Les grandes marches hebdomadaires du Hirak en Algérie ont connu un record d’interpellations cette semaine. A Alger, la capitale, plus de 800 personnes ont été arrêtées, plus de policiers ont empli les rues que de manifestants.
« Alger la blanche est devenue bleue ! », c’est ainsi qu’un manifestant algérois du Hirak a qualifié la journée du vendredi. Le mouvement pacifique qui consiste à organiser des marches de protestation hebdomadaires tous les vendredis, connait une répression inédite cette semaine. Après que les marches d’étudiants, et celles des fonctionnaires publics, aient été interdites la semaine dernière.
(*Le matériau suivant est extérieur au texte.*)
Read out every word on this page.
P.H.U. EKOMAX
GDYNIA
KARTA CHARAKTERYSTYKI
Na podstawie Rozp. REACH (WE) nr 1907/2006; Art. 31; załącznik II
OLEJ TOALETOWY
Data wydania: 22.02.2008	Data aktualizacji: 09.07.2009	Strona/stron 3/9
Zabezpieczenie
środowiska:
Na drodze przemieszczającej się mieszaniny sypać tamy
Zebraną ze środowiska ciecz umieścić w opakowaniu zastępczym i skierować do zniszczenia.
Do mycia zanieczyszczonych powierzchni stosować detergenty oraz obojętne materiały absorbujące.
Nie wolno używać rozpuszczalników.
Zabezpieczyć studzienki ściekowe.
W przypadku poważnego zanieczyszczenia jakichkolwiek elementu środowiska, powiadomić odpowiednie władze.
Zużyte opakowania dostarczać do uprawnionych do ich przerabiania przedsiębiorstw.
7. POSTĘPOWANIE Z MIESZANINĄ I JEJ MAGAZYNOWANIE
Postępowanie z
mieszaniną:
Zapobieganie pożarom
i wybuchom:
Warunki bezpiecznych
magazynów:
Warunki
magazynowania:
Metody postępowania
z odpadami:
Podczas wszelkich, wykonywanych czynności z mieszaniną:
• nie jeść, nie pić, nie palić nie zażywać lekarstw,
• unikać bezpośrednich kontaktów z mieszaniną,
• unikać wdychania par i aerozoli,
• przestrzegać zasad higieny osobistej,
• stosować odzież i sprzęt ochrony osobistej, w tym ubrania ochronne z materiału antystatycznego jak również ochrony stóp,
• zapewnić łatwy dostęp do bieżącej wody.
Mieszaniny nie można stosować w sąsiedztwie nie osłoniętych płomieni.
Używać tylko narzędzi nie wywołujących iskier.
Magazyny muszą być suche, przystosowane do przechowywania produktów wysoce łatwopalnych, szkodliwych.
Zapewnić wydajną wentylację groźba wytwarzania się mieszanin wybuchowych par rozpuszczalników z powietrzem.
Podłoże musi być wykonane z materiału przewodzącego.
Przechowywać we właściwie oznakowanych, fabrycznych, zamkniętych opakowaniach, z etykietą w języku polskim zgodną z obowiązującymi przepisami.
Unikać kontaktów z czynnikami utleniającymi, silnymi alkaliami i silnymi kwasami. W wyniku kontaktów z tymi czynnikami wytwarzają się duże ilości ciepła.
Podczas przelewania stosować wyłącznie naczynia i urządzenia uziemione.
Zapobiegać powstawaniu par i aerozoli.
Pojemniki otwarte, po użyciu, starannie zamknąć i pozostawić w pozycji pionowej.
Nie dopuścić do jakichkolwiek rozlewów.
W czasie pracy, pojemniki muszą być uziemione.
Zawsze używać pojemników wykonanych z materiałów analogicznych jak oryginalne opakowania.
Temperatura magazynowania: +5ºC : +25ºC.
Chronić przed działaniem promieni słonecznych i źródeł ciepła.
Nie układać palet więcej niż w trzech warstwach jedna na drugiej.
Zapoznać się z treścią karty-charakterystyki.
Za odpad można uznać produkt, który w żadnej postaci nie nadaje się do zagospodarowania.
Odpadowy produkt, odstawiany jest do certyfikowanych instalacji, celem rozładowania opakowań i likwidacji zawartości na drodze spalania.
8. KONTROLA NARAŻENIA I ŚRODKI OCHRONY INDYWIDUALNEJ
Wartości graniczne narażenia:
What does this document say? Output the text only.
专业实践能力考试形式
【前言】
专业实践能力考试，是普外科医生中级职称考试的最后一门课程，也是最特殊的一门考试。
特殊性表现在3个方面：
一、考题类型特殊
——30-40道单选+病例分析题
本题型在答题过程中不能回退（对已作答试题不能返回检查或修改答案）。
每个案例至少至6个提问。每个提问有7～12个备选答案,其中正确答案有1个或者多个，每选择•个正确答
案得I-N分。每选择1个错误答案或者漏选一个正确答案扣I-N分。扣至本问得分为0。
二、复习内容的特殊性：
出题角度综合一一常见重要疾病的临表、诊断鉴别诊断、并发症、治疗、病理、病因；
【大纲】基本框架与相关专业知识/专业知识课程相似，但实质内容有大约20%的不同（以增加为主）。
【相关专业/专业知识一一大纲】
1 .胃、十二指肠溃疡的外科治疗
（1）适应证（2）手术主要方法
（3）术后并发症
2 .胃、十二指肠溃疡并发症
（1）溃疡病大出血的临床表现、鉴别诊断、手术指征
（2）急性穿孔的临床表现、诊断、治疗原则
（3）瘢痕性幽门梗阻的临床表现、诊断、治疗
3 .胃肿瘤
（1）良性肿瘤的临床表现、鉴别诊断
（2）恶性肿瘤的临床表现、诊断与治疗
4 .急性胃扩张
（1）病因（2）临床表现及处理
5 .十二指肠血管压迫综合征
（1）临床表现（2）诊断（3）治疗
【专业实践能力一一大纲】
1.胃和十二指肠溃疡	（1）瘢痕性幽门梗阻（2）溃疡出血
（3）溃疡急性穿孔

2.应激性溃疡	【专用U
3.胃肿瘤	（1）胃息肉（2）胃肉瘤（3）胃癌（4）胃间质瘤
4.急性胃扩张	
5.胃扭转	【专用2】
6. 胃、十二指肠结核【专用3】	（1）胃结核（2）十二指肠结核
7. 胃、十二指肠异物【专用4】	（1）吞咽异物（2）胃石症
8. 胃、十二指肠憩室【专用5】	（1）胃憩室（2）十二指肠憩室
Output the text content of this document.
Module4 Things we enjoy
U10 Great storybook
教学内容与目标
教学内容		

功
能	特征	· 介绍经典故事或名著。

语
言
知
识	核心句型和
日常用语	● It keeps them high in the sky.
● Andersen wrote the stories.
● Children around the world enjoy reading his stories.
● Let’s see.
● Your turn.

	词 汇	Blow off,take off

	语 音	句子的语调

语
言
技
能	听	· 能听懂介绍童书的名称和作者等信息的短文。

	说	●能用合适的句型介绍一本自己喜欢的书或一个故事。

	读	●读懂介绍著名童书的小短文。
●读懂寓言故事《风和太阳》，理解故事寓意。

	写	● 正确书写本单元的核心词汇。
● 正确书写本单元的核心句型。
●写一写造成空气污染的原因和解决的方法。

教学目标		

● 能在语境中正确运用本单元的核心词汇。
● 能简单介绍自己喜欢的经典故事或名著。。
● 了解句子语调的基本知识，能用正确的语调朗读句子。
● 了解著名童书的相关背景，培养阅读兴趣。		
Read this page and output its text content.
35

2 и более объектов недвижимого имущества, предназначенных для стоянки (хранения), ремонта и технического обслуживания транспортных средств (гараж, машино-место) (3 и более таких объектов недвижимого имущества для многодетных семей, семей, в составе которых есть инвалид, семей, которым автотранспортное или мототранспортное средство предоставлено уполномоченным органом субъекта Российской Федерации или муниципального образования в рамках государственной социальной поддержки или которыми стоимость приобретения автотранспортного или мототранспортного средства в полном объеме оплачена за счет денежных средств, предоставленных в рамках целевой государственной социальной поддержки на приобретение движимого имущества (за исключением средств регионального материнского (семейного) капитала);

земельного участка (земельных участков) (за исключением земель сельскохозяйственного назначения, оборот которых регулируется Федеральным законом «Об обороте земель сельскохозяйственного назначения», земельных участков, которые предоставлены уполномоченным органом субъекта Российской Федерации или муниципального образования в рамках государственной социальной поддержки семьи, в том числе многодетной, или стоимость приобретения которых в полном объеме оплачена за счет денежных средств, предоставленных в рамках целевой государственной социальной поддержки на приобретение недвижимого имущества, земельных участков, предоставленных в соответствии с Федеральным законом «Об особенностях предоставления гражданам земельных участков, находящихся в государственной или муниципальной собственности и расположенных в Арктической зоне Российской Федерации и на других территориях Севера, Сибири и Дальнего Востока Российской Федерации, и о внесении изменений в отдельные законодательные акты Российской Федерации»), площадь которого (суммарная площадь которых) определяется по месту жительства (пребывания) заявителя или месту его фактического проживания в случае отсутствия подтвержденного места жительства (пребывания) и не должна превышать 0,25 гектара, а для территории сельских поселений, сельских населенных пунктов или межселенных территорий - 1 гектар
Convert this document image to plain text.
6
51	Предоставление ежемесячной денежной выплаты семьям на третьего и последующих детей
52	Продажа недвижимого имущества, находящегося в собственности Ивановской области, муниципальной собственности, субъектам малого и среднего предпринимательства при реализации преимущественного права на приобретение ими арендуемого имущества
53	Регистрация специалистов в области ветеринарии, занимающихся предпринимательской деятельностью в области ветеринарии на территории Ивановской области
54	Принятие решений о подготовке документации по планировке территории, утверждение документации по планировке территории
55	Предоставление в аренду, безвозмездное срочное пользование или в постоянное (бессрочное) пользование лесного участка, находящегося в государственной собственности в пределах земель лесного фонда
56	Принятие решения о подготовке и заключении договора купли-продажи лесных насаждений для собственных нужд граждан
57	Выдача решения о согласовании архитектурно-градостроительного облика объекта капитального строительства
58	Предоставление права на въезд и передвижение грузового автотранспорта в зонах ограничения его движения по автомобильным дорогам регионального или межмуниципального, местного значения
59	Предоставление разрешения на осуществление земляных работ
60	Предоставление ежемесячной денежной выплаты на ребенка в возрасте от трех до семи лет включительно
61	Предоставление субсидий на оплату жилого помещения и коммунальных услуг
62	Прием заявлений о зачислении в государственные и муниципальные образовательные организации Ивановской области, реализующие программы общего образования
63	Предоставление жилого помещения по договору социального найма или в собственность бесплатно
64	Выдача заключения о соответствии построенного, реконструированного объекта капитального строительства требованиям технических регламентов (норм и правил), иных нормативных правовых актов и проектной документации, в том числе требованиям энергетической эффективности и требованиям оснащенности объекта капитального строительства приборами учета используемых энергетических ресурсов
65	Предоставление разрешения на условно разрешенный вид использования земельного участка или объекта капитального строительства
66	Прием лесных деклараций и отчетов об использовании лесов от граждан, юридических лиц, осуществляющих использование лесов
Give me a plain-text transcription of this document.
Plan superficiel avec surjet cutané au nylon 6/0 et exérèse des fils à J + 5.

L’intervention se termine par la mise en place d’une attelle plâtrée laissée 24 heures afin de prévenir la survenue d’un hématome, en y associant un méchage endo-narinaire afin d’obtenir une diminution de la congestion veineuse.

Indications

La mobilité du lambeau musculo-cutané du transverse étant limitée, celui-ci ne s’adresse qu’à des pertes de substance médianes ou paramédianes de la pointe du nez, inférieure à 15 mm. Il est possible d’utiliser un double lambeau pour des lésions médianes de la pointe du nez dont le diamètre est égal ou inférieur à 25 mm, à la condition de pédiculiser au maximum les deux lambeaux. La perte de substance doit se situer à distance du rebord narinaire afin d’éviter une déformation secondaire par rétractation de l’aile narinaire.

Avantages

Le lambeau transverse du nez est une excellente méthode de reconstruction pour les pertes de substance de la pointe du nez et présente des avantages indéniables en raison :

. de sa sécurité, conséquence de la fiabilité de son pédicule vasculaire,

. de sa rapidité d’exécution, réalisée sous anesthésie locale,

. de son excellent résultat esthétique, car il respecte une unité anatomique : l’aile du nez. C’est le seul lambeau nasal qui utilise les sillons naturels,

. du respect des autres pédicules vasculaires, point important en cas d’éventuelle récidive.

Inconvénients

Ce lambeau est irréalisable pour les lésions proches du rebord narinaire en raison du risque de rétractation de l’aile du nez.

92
Ce vendredi, un déploiement policier dans neuf régions du pays a dissuadé beaucoup de personnes de participer aux marches. Dans la capitale, l’atmosphère a été plus morose. Surtout après qu’une intervention policière de grande échelle a commencé à arrêter les manifestants pêle-mêle.
Algérie. Aujourd'hui des dizaines de citoyenEs pacifiques (près de 80) comparaitront devant les tribunaux dans plusieurs wilayas, poursuivis pour avoir exercés leurs droits légitimes et garantis par la loi. Toute ma solidarité. Mes hommages aux avocats.#StandUp4HumanRights
— said SALHI (@saidsalhi527) May 23, 2021
Un record d’arrestations, sans explication
Bilan du vendredi 21 mai et du samedi 22 mai : 800 arrestations à Alger seulement. Plus de 70 ont déjà été traités par les procureurs, dont 23 mineurs et une dizaine de femmes. Ces actions draconiennes seraient expliquées par l’approche des élections législatives anticipées du 12 juin. Lorsque les charges imputées aux mis en examen commenceront à fuiter, il se pourrait que certaines soient en relation directe avec la classification du mouvement kabyle MAK et du parti islamiste Rachad comme « organisations terroristes ».
Rappelons que le mouvement du Hirak avait appelé à boycotter l’élection du successeur de Bouteflika en 2019. Face à ce tollé, le président Abdelmadjid Tebboune a organisé un référendum constitutionnel en novembre 2020. Les modifications ont été adoptées, mais avec un taux de participation lamentable de 27%.
Les autorités ont donc intensifié leurs efforts dans la répression des protestations. Selon Saïd Salhi, le vice-président de la Ligue Algérienne pour la Défense des Droits de l’Homme (LADDH), 800 personnes ont été interpellées. Selon ses analyses, un autre parti, le Parti Socialiste des Travailleurs (PST), serait aussi menacé de dissolution. Saïd Salhi a tweeté ce matin : « Des dizaines de citoyens comparaitront devant les tribunaux. On les poursuit pour avoir exercé leurs droits légitimes », lit-on.
Algérie 🇩🇿 21/5/2021: Tizi ouzou le 118 vendredi du hirak (révolution pacifique du peuple algérien) pic.twitter.com/PsDtmxRcGT
— NEF Freedom (@lejuste2019) May 21, 2021
Le HCS filtre les partis politiques du Hirak sans mandat
L’Algérie est sous le contrôle total du Haut conseil de sécurité (HCS) depuis deux décennies. Il est de notoriété publique que l’état-major algérien tient tous les organes de l’Etat depuis la démission du président Bendjedid en 1992. Son rôle d’instance consultative pour la sécurité nationale est officiel depuis 1976. Cependant, le HCS n’a été au premier plan qu’à la fin de la « décennie noire » en Algérie en 2002.
Depuis, le rôle politique de plus en plus officieux du HCS est prépondérant. En 2019, le président Tebboune a décrété la responsabilité du HCS de la sûreté de l’Etat. Toutefois, ce rôle exécutif ne concernerait que la sécurité des frontières. En effet, l’Algérie est entourée par un Maroc hostile, une Tunisie où sévissent les groupes terroristes et les renseignements occidentaux, une Libye qui était alors en guerre, et au Sud, le Mali connait la menace terroriste et l’insurrection armée dans sa partie Est.
Néanmoins, le HCS utilise son mandat au-delà des prédispositions, depuis le début du Hirak, les réunions avec le chef d’Etat concernaient surtout les affaires internes. La réunion du 18 mai 2021 a engendré une surprise de taille. Le HCS a accusé le Mouvement pour l’autodétermination de la Kabylie (MAK) et le parti islamiste Rachad d’être des groupes terroristes. Le président les a donc classés comme tels. Légalement, cette décision n’est officielle qu’à sa parution au Journal Officiel. Qui coïncide, justement, avec les marches du Hirak du vendredi.